Student Testimony: Lauren Hines
I’m nearsighted. Without my glasses on, things 50 feet in front of me are blurry. It’s the same in my spiritual life.
Last winter, I went through a period of depression. I don’t know when or what started it, but I do know I was miserable. One night I wrote in my journal, “The disciples were fighting the storm so hard, wondering if they would make it. And all the while, Jesus was taking a nap in the bottom of the boat. When they woke him up and he simply said, ‘Quiet! Be still!’ and the wind and the waves went calm. God, I am willing to fight this storm… but when will you say, ‘Quiet! Be still!’ for me? When will you rescue me?”
I started to lose who I was. I was a stranger in my own body. In my pride, I wouldn’t let my friends see me hurting. So I plastered a smile on my face and tried to go about my day normally. But inside I felt like something was dying. My mentor, the only one I confided in, continually told me to talk to other people about it. I couldn’t do it. I was embarrassed. If they knew that I, happy-go-lucky Lauren, was depressed they wouldn’t understand. They would look at me differently. They would treat me like I was a fragile piece of porcelain glass. I wasn’t going to let that happen. I’m the strong one. So I carried my burden alone.

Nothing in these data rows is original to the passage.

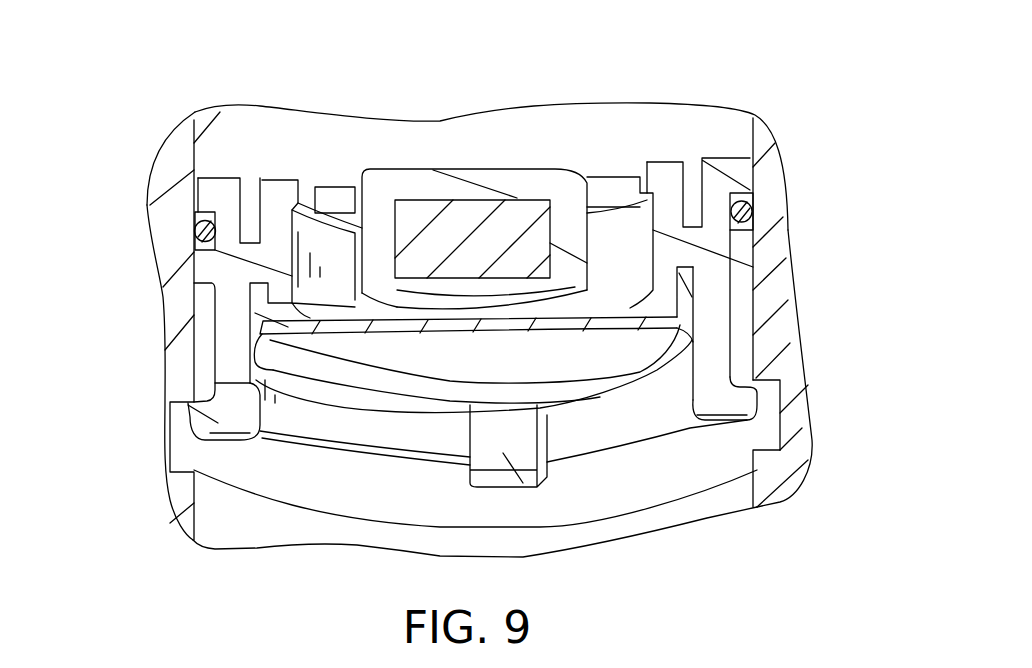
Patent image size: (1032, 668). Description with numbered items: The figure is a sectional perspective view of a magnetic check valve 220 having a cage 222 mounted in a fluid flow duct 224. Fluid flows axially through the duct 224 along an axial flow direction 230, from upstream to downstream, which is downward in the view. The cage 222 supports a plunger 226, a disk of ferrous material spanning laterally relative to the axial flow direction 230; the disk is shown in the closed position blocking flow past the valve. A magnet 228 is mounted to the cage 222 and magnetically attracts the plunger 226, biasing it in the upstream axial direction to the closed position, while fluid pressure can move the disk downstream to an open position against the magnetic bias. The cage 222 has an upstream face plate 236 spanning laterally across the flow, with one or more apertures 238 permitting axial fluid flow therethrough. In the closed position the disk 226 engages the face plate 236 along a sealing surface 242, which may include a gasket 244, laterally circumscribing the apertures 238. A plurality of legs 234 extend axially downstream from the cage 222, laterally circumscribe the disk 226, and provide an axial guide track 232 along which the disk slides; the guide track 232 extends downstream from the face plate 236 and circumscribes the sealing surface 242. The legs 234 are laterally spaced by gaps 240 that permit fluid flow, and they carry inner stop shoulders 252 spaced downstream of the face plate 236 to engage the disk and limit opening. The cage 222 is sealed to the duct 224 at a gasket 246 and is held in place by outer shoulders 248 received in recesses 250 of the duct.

The magnetic check valve 220 is at (140, 270).
The cage 222 is at (232, 344).
The fluid flow duct 224 is at (197, 140).
The plunger 226 is at (543, 323).
The magnet 228 is at (503, 217).
The axial flow direction 230 is at (335, 160).
The axial guide track 232 is at (257, 377).
The legs 234 is at (720, 345).
The upstream face plate 236 is at (292, 183).
The apertures 238 is at (346, 186).
The gaps 240 is at (645, 430).
The sealing surface 242 is at (695, 309).
The gasket 244 is at (693, 273).
The gasket 246 is at (743, 207).
The outer shoulders 248 is at (743, 394).
The recesses 250 is at (765, 433).
The inner stop shoulders 252 is at (263, 422).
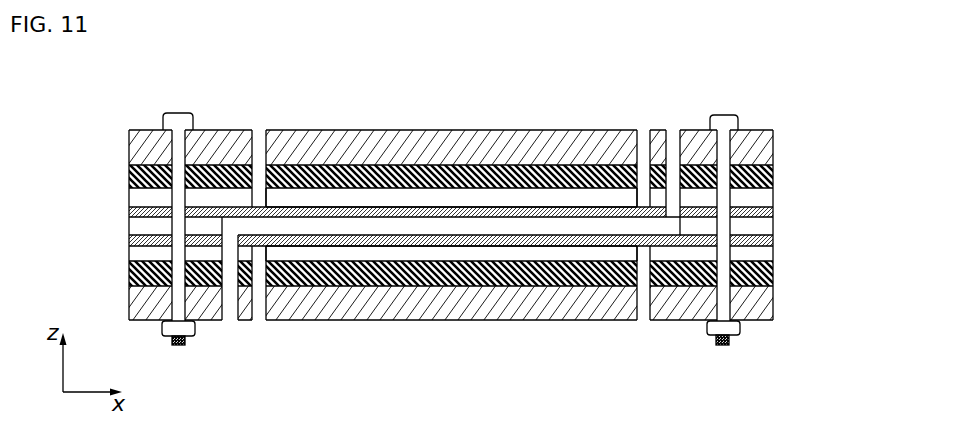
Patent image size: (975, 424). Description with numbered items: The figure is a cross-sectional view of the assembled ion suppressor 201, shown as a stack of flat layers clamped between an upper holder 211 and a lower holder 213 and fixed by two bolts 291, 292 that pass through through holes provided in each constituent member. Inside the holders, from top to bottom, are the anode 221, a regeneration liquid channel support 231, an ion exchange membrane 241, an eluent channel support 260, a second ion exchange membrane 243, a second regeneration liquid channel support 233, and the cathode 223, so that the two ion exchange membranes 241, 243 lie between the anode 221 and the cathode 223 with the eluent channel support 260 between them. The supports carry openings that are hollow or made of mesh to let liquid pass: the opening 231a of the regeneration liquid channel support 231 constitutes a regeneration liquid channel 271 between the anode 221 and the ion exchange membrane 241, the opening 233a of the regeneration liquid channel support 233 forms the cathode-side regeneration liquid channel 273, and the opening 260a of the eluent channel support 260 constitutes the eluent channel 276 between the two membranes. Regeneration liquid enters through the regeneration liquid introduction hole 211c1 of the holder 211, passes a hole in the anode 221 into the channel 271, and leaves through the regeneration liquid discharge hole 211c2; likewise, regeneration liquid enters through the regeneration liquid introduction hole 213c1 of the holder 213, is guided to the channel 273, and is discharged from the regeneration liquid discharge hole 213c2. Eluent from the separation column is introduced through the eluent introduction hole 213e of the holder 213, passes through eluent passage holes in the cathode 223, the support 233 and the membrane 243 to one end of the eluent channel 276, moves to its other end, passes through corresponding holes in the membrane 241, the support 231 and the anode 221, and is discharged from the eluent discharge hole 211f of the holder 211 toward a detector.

The ion suppressor 201 is at (99, 130).
The holder 211 is at (735, 162).
The holder 213 is at (766, 300).
The anode 221 is at (772, 176).
The cathode 223 is at (770, 273).
The regeneration liquid channel support 231 is at (765, 198).
The regeneration liquid channel support 233 is at (766, 254).
The ion exchange membrane 241 is at (767, 212).
The ion exchange membrane 243 is at (770, 240).
The eluent channel support 260 is at (766, 227).
The opening 231a is at (398, 190).
The opening 233a is at (402, 264).
The opening 260a is at (476, 212).
The regeneration liquid channel 271 is at (451, 139).
The regeneration liquid channel 273 is at (451, 317).
The eluent channel 276 is at (451, 153).
The regeneration liquid introduction hole 211c1 is at (643, 65).
The regeneration liquid discharge hole 211c2 is at (320, 129).
The eluent discharge hole 211f is at (718, 107).
The regeneration liquid introduction hole 213c1 is at (642, 385).
The regeneration liquid discharge hole 213c2 is at (320, 342).
The eluent introduction hole 213e is at (229, 332).
The bolt 291 is at (176, 120).
The bolt 292 is at (722, 118).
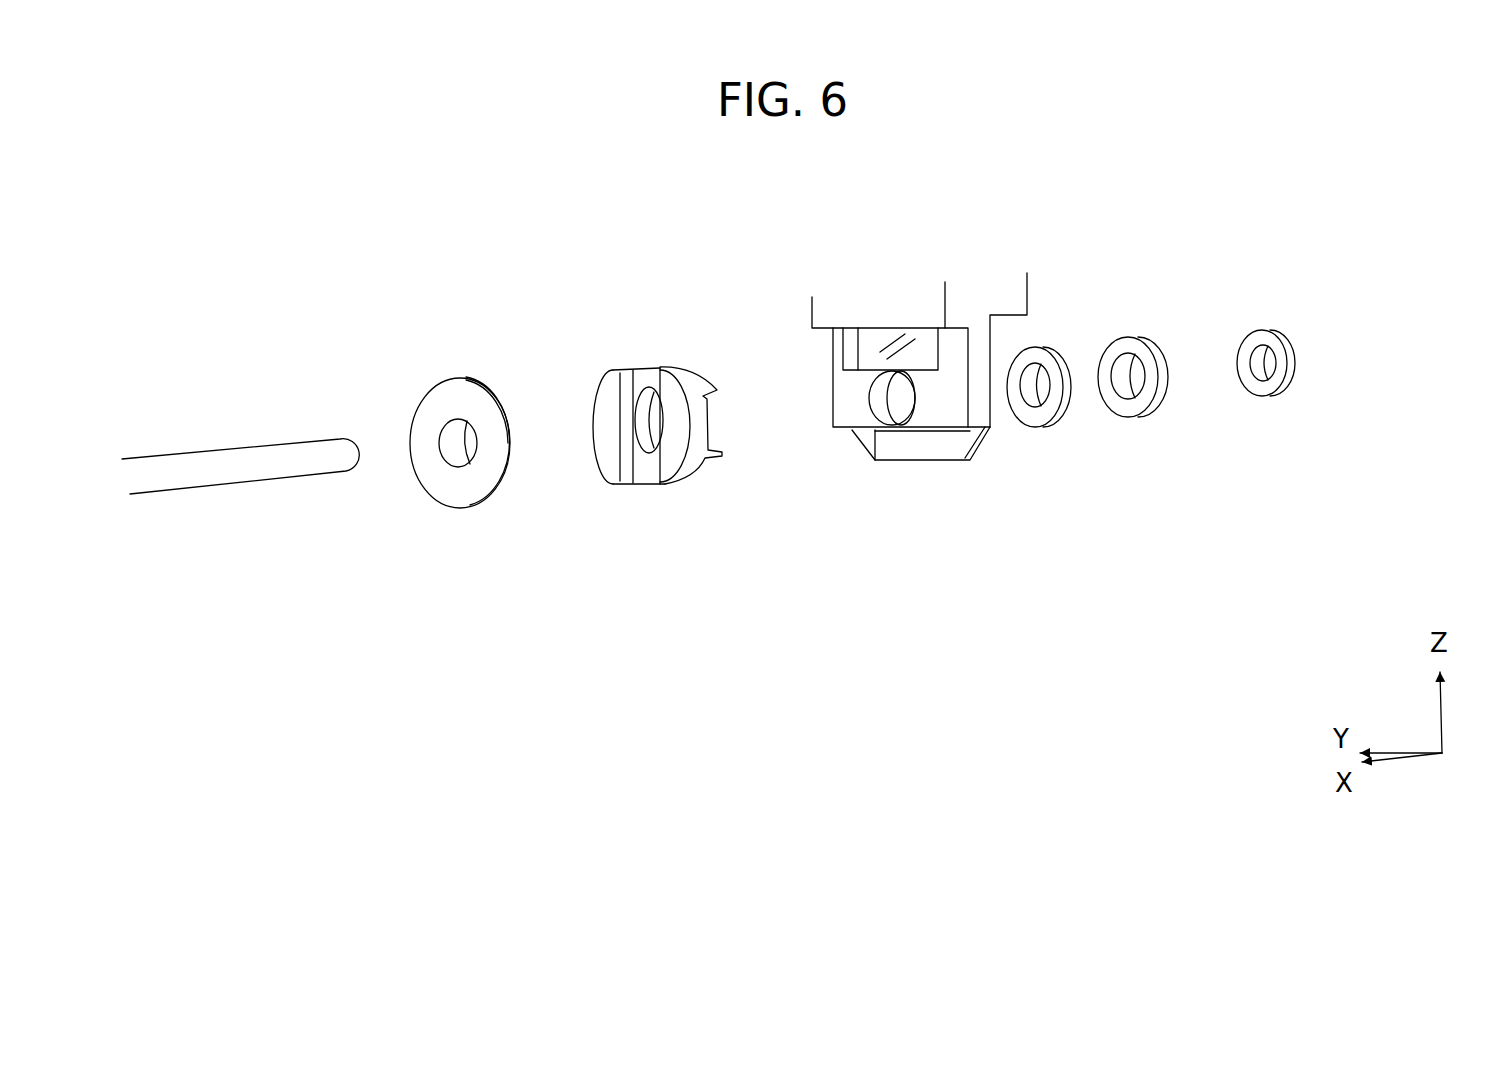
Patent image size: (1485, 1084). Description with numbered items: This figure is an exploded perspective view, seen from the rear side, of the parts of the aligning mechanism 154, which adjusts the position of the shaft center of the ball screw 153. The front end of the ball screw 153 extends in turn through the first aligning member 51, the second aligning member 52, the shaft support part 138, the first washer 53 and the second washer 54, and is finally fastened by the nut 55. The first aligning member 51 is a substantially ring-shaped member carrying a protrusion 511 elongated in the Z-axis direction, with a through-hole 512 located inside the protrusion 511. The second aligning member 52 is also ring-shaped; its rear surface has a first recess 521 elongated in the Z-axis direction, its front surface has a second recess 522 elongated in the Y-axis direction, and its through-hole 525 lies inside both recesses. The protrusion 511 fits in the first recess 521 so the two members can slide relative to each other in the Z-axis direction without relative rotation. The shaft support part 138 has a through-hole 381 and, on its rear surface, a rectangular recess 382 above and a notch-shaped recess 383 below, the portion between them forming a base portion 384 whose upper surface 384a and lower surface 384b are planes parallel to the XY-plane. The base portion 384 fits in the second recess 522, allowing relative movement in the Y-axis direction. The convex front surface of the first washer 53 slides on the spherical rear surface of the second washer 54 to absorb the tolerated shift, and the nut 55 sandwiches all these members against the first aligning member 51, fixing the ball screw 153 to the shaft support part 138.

The aligning mechanism 154 is at (346, 284).
The ball screw 153 is at (182, 477).
The first aligning member 51 is at (474, 467).
The protrusion 511 is at (490, 386).
The through-hole 512 is at (457, 464).
The second aligning member 52 is at (698, 453).
The first recess 521 is at (643, 376).
The second recess 522 is at (712, 416).
The through-hole 525 is at (652, 458).
The shaft support part 138 is at (898, 418).
The through-hole 381 is at (880, 406).
The recess 382 is at (870, 337).
The recess 383 is at (930, 454).
The base portion 384 is at (933, 414).
The upper surface 384a is at (908, 370).
The lower surface 384b is at (873, 461).
The first washer 53 is at (1067, 438).
The second washer 54 is at (1166, 420).
The nut 55 is at (1294, 405).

Just when I thought I couldn’t sink any lower, I went to the Cornerstone production of Little Women. I didn’t particularly feel like going and knew nothing of the storyline; but my roommates wanted to go, so I tagged along. And as I sat there, I felt like I was watching my life get played out on stage. I was Jo. She struggled and hurt in ways that I could relate to. I felt her discouragement with writing; I understood what it felt like to not know where my future was going. But as the story ended, things started falling in place. Jo was finding clarity amidst the chaos. This nothing less than changed my life.
I was on the edge of my seat, tears trickling down my cheeks- something I don’t feel often. It was at that moment that my fog of depression cleared. What’s more, I knew I would be friends with the lead actress, Reagan Boomershine. I had never spoken to her before; I didn’t even know her name at the time. But in my gut, I just knew.
And I was right. She quickly became my best friend. Someone I could easily trust, a rarity in my life.
I spent all summer wondering why God let me be depressed. I didn’t feel like I had learned anything. In all those weeks I never had a revelation about what God was trying to teach me. I searched my brain in hopes of coming to the “aha!” moment that I was, undoubtedly, missing. Eventually, I gave the idea up. I came to the conclusion that I had simply been depressed. There must not have been a specific lesson I was supposed to learn.
But God had something up his sleeve.
When I got back to school this year I was excited to catch up with friends I hadn’t seen all summer, Reagan especially. As we sipped our drinks in the big, overstuffed chairs by the fireplace at our favorite coffee shop, she was very transparent about the difficult summer she had; one in which she had been battling depression. Some of what she said was verbatim what I had felt just a few months prior.
The light bulb finally went off. I felt God whispering to me, “Do you understand now? Do you see why I let you go through all of that?”
It was a pivotal moment in my spiritual life when I realized, for the first time, that I do not live just for me. 1 Corinthians 6:19 says, “You are not your own.” Sometimes I get so wrapped up in myself and the pain I am going through that I don’t take the time to see that other people are struggling too– and in the same ways as me! Jeff Manion, senior teaching pastor at Ada Bible Church said in a sermon last year, “One of the primary ways that God encourages his people is through other people.”
I absolutely believe that one of the biggest reasons that God allowed me to experience a period of depression was so that I could know firsthand what Reagan was dealing with. Having gone through such a similar experience put me in a much better position to understand and encourage her.
And as I’ve walked with her through the trial, it’s been beautiful to see joy slowly creep back into her life. Once again, her quick wit puts me in my place. Her sarcastic jokes make laugh until my sides hurt. And I can’t help but think it’s a little bit ironic. She knocked the depression right out of me, and I was there through hers.
So I have changed my mind set. Each day, I choose to be a disciple of Christ. I completely surrender everything to him, and am willing to be available however he chooses– even when it’s hard and it hurts. And now, I wear my glasses every day. I do my best to see into the distance, like God does. And if he took me through that valley of depression for the sole purpose of, even just one time, being an encouragement to Reagan as she dealt with her depression, I wouldn’t trade those months for anything. They gave me a best friend. One I know I’ll have for the rest of my life.